Do you know what interchange fees (they're also called "swipe fees") are? Not many people do. But they're the cut of the value of every transaction that's taken by the processor ( American Express, Discover, MasterCard or Visa) every time you use your debit or credit card. And most of what's charged, typically 2 percent or so, for a credit card swipe is passed on to your card issuer.
For many credit card users, interchange fees are a large part of what makes their financial world go round. Think about it. If you're one of those lucky (or responsible) people who don't pay either an annual fee or interest, you're getting an awful lot of services entirely for free.
Credit card use for free
You're not paying for the free loan from the transaction date until the settlement date. You're not paying for all the consumer protections your credit card gives you. You're not paying for the production or mailing either of it or the monthly statements you receive. You're not paying for the goodies your rewards credit cards give you, nor the perks your card delivers, nor the overheads of running your credit card companies.
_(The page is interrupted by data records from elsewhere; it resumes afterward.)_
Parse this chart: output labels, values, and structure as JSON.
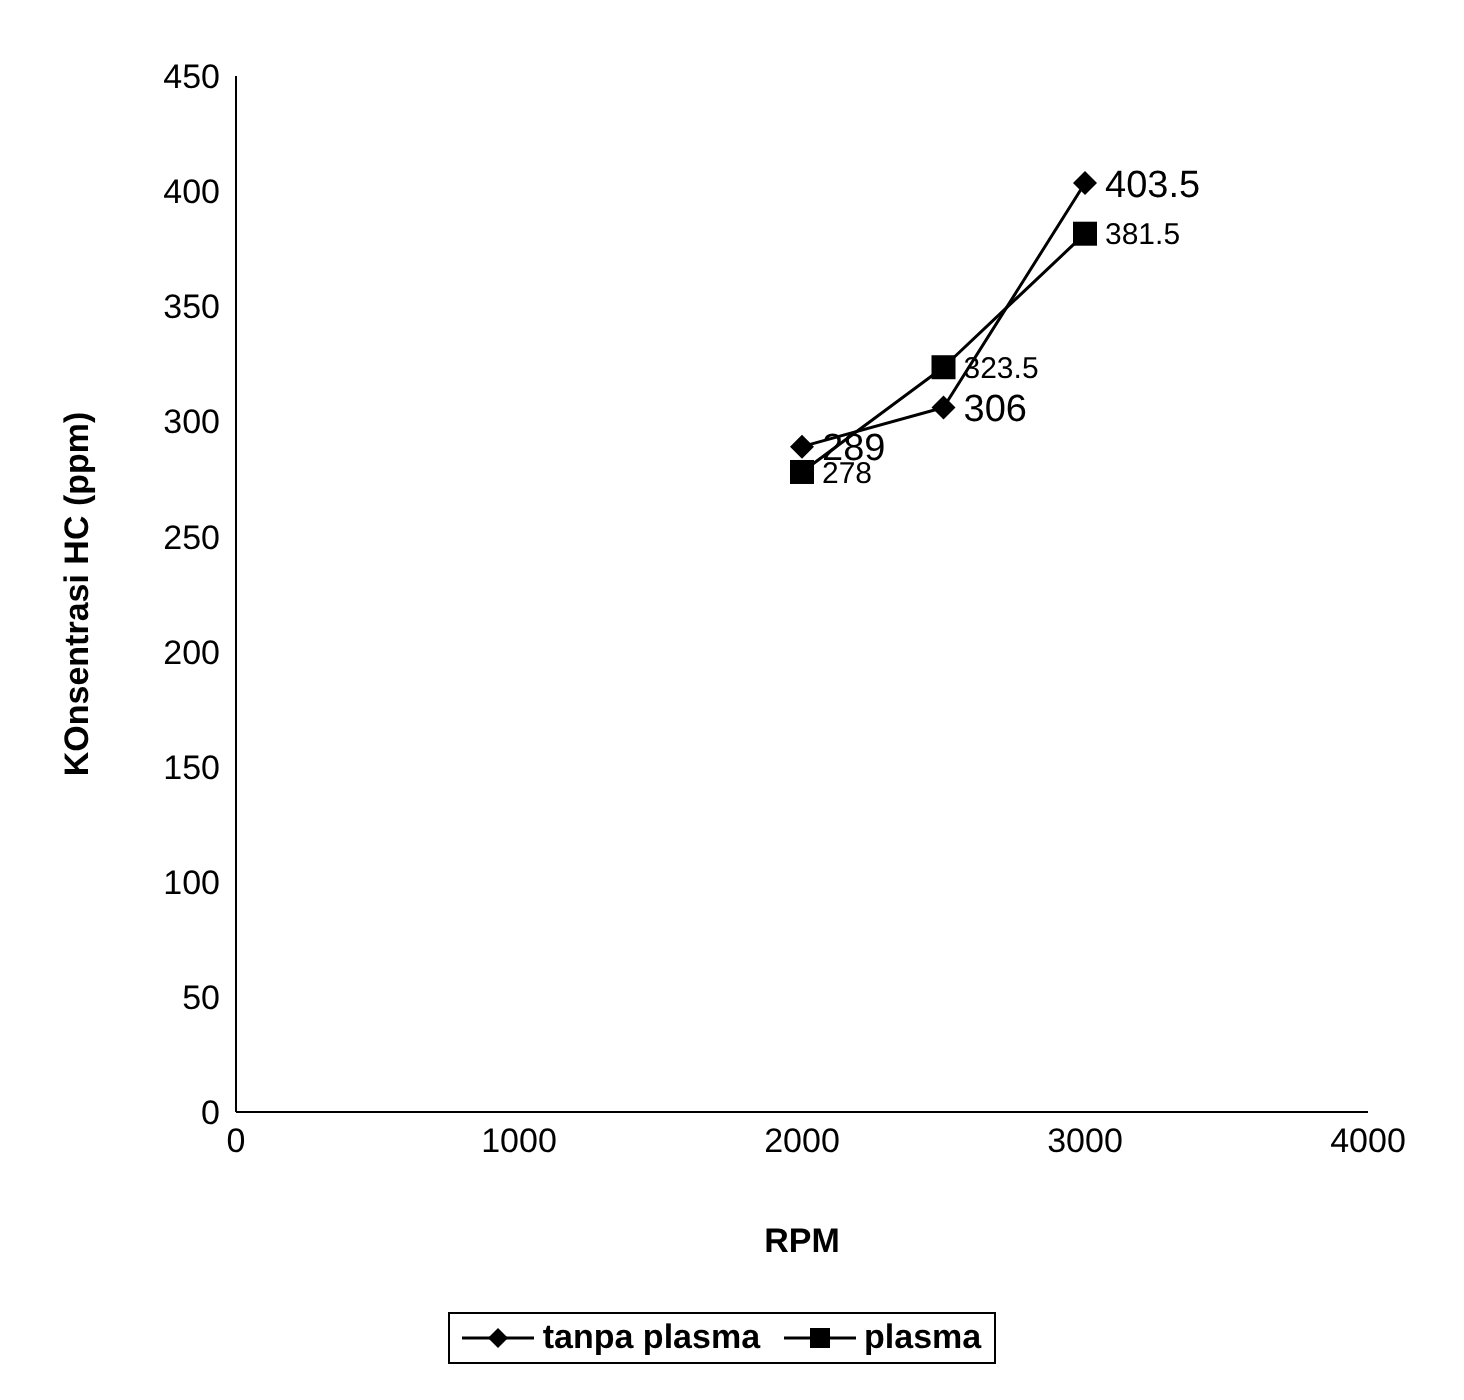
{
  "chart_data": {
    "type": "line",
    "xlabel": "RPM",
    "ylabel": "KOnsentrasi HC (ppm)",
    "x": [
      2000,
      2500,
      3000
    ],
    "series": [
      {
        "name": "tanpa plasma",
        "color": "#000000",
        "values": [
          289,
          306,
          403.5
        ],
        "marker": "diamond"
      },
      {
        "name": "plasma",
        "color": "#000000",
        "values": [
          278,
          323.5,
          381.5
        ],
        "marker": "square"
      }
    ],
    "xlim": [
      0,
      4000
    ],
    "xticks": [
      0,
      1000,
      2000,
      3000,
      4000
    ],
    "ylim": [
      0,
      450
    ],
    "yticks": [
      0,
      50,
      100,
      150,
      200,
      250,
      300,
      350,
      400,
      450
    ],
    "grid": false,
    "legend": "bottom",
    "data_labels": true
  }
}
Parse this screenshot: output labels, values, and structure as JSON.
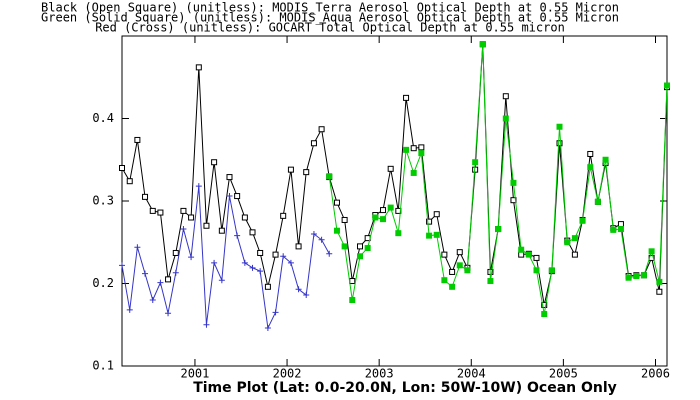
{
  "chart_data": {
    "type": "line",
    "legend_lines": true,
    "xlabel": "Time Plot (Lat: 0.0-20.0N, Lon: 50W-10W) Ocean Only",
    "x": [
      2000.208,
      2000.292,
      2000.375,
      2000.458,
      2000.542,
      2000.625,
      2000.708,
      2000.792,
      2000.875,
      2000.958,
      2001.042,
      2001.125,
      2001.208,
      2001.292,
      2001.375,
      2001.458,
      2001.542,
      2001.625,
      2001.708,
      2001.792,
      2001.875,
      2001.958,
      2002.042,
      2002.125,
      2002.208,
      2002.292,
      2002.375,
      2002.458,
      2002.542,
      2002.625,
      2002.708,
      2002.792,
      2002.875,
      2002.958,
      2003.042,
      2003.125,
      2003.208,
      2003.292,
      2003.375,
      2003.458,
      2003.542,
      2003.625,
      2003.708,
      2003.792,
      2003.875,
      2003.958,
      2004.042,
      2004.125,
      2004.208,
      2004.292,
      2004.375,
      2004.458,
      2004.542,
      2004.625,
      2004.708,
      2004.792,
      2004.875,
      2004.958,
      2005.042,
      2005.125,
      2005.208,
      2005.292,
      2005.375,
      2005.458,
      2005.542,
      2005.625,
      2005.708,
      2005.792,
      2005.875,
      2005.958,
      2006.042,
      2006.125
    ],
    "xlim": [
      2000.208,
      2006.125
    ],
    "xticks": [
      2001,
      2002,
      2003,
      2004,
      2005,
      2006
    ],
    "ylim": [
      0.1,
      0.5
    ],
    "yticks": [
      0.1,
      0.2,
      0.3,
      0.4
    ],
    "series": [
      {
        "name": "Black (Open Square) (unitless): MODIS_Terra Aerosol Optical Depth at 0.55 Micron",
        "color": "#000000",
        "marker": "square-open",
        "values": [
          0.34,
          0.324,
          0.374,
          0.305,
          0.288,
          0.286,
          0.205,
          0.237,
          0.288,
          0.28,
          0.462,
          0.27,
          0.347,
          0.264,
          0.329,
          0.306,
          0.28,
          0.262,
          0.237,
          0.196,
          0.235,
          0.282,
          0.338,
          0.245,
          0.335,
          0.37,
          0.387,
          0.329,
          0.298,
          0.277,
          0.203,
          0.245,
          0.255,
          0.283,
          0.289,
          0.339,
          0.288,
          0.425,
          0.364,
          0.365,
          0.275,
          0.284,
          0.235,
          0.214,
          0.238,
          0.219,
          0.338,
          0.49,
          0.214,
          0.266,
          0.427,
          0.301,
          0.235,
          0.236,
          0.231,
          0.174,
          0.215,
          0.37,
          0.252,
          0.235,
          0.277,
          0.357,
          0.299,
          0.346,
          0.267,
          0.272,
          0.209,
          0.21,
          0.21,
          0.231,
          0.19,
          0.438
        ]
      },
      {
        "name": "Green (Solid Square) (unitless): MODIS_Aqua Aerosol Optical Depth at 0.55 Micron",
        "color": "#00cc00",
        "marker": "square-filled",
        "values": [
          null,
          null,
          null,
          null,
          null,
          null,
          null,
          null,
          null,
          null,
          null,
          null,
          null,
          null,
          null,
          null,
          null,
          null,
          null,
          null,
          null,
          null,
          null,
          null,
          null,
          null,
          null,
          0.33,
          0.264,
          0.245,
          0.18,
          0.233,
          0.243,
          0.28,
          0.278,
          0.292,
          0.261,
          0.362,
          0.334,
          0.358,
          0.258,
          0.259,
          0.204,
          0.196,
          0.222,
          0.216,
          0.347,
          0.49,
          0.203,
          0.266,
          0.4,
          0.322,
          0.241,
          0.235,
          0.216,
          0.163,
          0.216,
          0.39,
          0.25,
          0.255,
          0.276,
          0.341,
          0.299,
          0.35,
          0.265,
          0.266,
          0.207,
          0.209,
          0.21,
          0.239,
          0.202,
          0.44
        ]
      },
      {
        "name": "Red (Cross) (unitless): GOCART Total Optical Depth at 0.55 micron",
        "color": "#3535c8",
        "marker": "cross",
        "values": [
          0.222,
          0.168,
          0.244,
          0.212,
          0.18,
          0.201,
          0.164,
          0.213,
          0.266,
          0.232,
          0.318,
          0.15,
          0.225,
          0.204,
          0.306,
          0.258,
          0.225,
          0.219,
          0.215,
          0.146,
          0.165,
          0.233,
          0.225,
          0.193,
          0.186,
          0.26,
          0.253,
          0.236,
          null,
          null,
          null,
          null,
          null,
          null,
          null,
          null,
          null,
          null,
          null,
          null,
          null,
          null,
          null,
          null,
          null,
          null,
          null,
          null,
          null,
          null,
          null,
          null,
          null,
          null,
          null,
          null,
          null,
          null,
          null,
          null,
          null,
          null,
          null,
          null,
          null,
          null,
          null,
          null,
          null,
          null,
          null,
          null
        ]
      }
    ]
  }
}
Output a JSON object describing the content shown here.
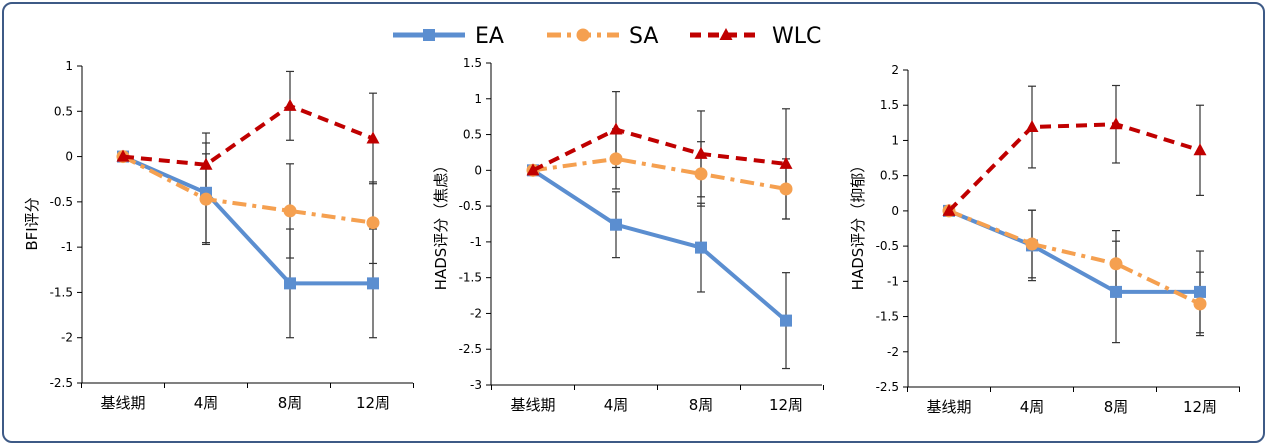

But somebody is. Generally speaking, card issuers have just three main sources of income:
- Annual fees, usually paid by those who want special perks from their cards (for instance, privileges at airports) or who have too low a credit score to qualify for a card that doesn't charge such fees.
- Interest, paid at currently high credit card rates, by those who can't settle their accounts in full at the end of each billing cycle. You can also add into this category penalty fees paid for going over your limit or for making late payments.
- Interchange fees, nominally paid by merchants, but, arguably, a cost passed on to all customers in the form of higher prices. Some estimates suggest that interchange fees are costing U.S. merchants (or their customers) $50 billion a year.